The bronchodilator Isoprenaline and the adenylyl cyclase activator Forskolin are also related compounds that may be of interest in Formoterol research.
When studying Formoterol, researchers may also encounter the Formoterol fumarate dehydrate salt form, which is used in some Formoterol-containing products like the Bevespi® inhaler.
Additionally, Salmeterol, another LABA, and SYBR green Precision MasterMix, a fluorescent dye used in qPCR experiments, may be relevant in the context of Formoterol research.
Bradykinin, a peptide that can cause bronchoconstriction, is another factor that may be considered when investigating the mechanisms of Formoterol and its effects on the respiratory system.
By understanding the broader context of Formoterol and related terms, researchers can optimize their studies and enhance the impact of their Formoterol research.
It works by relaxing and opening the airways, making it easier to breathe.
Formoterol has a rapid onset of action and a long duration of effect, making it an important therapeutic option for managing airway obstruction.
Researchers can utilize PubCompare.ai, an AI-driven platform, to easily locate and compare protocols from the literature, preprints, and patents related to Formoterol.
This can help identify the best protocols and products for their Formoterol studies, enhancing reproducibility and accuracy in their research.
Formoterol is often used in combination with other medications, such as the corticosteroid Budesonide, to provide more comprehensive treatment for respiratory conditions.
The bronchodilator Isoprenaline and the adenylyl cyclase activator Forskolin are also related compounds that may be of interest in Formoterol research.

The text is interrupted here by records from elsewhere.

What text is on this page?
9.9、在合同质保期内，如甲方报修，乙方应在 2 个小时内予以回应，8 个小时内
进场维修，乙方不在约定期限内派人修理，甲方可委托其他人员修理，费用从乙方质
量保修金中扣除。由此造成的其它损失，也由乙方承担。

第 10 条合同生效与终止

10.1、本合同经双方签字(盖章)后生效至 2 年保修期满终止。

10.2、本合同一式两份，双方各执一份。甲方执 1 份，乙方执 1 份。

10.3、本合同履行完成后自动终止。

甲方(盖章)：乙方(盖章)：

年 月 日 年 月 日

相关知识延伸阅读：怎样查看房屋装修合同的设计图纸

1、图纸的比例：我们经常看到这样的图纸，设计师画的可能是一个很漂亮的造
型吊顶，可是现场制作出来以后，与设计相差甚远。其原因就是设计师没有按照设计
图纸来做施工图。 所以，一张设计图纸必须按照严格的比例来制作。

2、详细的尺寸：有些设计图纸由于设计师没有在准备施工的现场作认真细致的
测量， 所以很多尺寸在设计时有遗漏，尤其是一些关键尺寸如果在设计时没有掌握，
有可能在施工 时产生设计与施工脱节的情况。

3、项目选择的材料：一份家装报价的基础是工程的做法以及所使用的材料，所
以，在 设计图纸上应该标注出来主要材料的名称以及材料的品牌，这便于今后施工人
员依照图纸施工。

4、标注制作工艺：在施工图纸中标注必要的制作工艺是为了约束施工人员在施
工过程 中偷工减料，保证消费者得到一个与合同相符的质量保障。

When studying Formoterol, researchers may also encounter the Formoterol fumarate dehydrate salt form, which is used in some Formoterol-containing products like the Bevespi® inhaler.
Additionally, Salmeterol, another LABA, and SYBR green Precision MasterMix, a fluorescent dye used in qPCR experiments, may be relevant in the context of Formoterol research.
Bradykinin, a peptide that can cause bronchoconstriction, is another factor that may be considered when investigating the mechanisms of Formoterol and its effects on the respiratory system.
By understanding the broader context of Formoterol and related terms, researchers can optimize their studies and enhance the impact of their Formoterol research.